Ron Howard’s remembrance of Andy Griffith
Renowned filmmaker Ron Howard recalled his old friend and screen dad after Griffith’s death from a heart attack in 2012. The two had remained in touch frequently after the end of The Andy Griffith Show.
In a 2012 Los Angeles Times column titled “What I learned from Andy Griffith,” the man who played Opie Taylor for eight years fondly remembered his friend and mentor.
“He proved hour by hour, episode by episode that creativity and neurotic angst were in fact not inexorably linked,” Howard wrote. “He led by example and we demonstrated that a cast and company could play practical jokes on one another, laugh ‘til they cried and still get 12 pages of the script shot every day while producing a No. 1-rated show.”
Griffith’s daughter recalled her final conversation with him
Andy Griffith had two children: a son, Andy Samuel Griffith Jr., who died in 1996 and his daughter, Dixie.

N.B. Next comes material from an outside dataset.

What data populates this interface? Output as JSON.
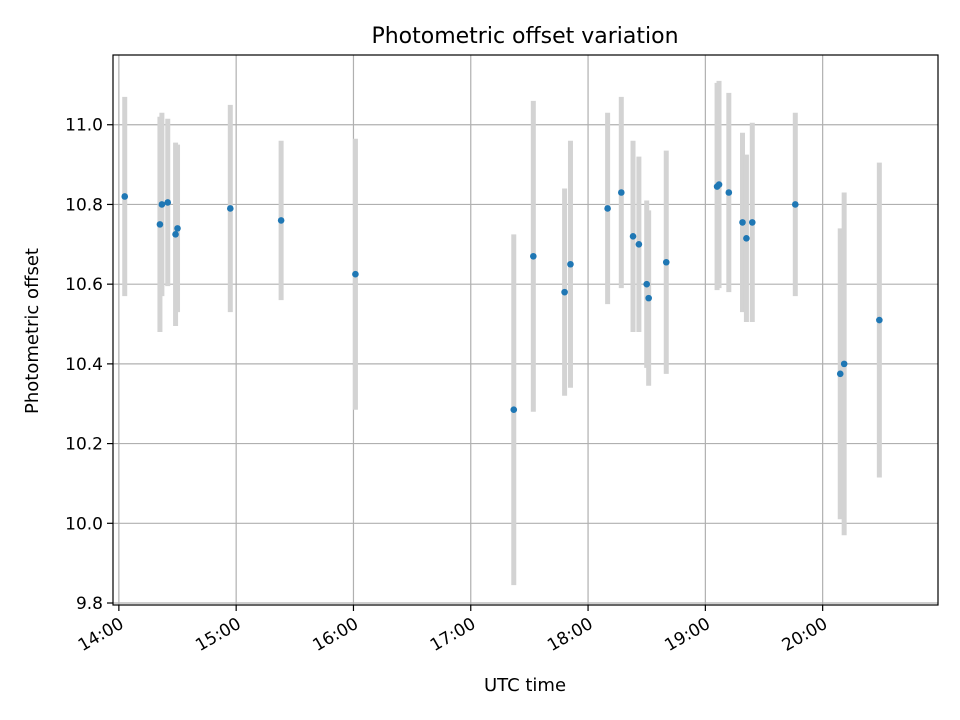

Dixie shared with author Daniel de Visé in his 2015 book Andy and Don: The Making of a Friendship and a Classic American about the phone call with her father that would turn out to be the final time they would speak.
“It felt very much like he was imparting to me wisdom to carry forward. Because of the nature, because of the context of the conversation, I knew, I just knew that was the last time I was going to talk to him. He told me he loved me; I told him I loved him,” she recalled.
Griffith was in control of what happened after he died
Before his death, Andy Griffith had already decided what he didn’t want to happen. He didn’t want helicopters over his home, or press coverage, or swarming crowds trying to get a peek at his casket. He asked a small group of trusted friends to bury him immediately after his death, as de Visé wrote, “before the paparazzi could storm Roanoke Island to capture his remains on film.
“The ever-loyal denizens of Dare County did their part: the sheriff grounded helicopters, to keep camera crews away from the Griffith estate. The hectic timetable meant that only a few of Andy’s local friends could attend the makeshift service. His lone surviving child could not.”
Dixie for her part told the author, “He didn’t want a funeral. He didn’t want a circus. He didn’t want a media frenzy.”
She expressed her regrets at not being able to attend his burial. “How do I gather [her children] and get on a plane and go? But I understand if that was his wish, and I have to be respectful of what he wanted.”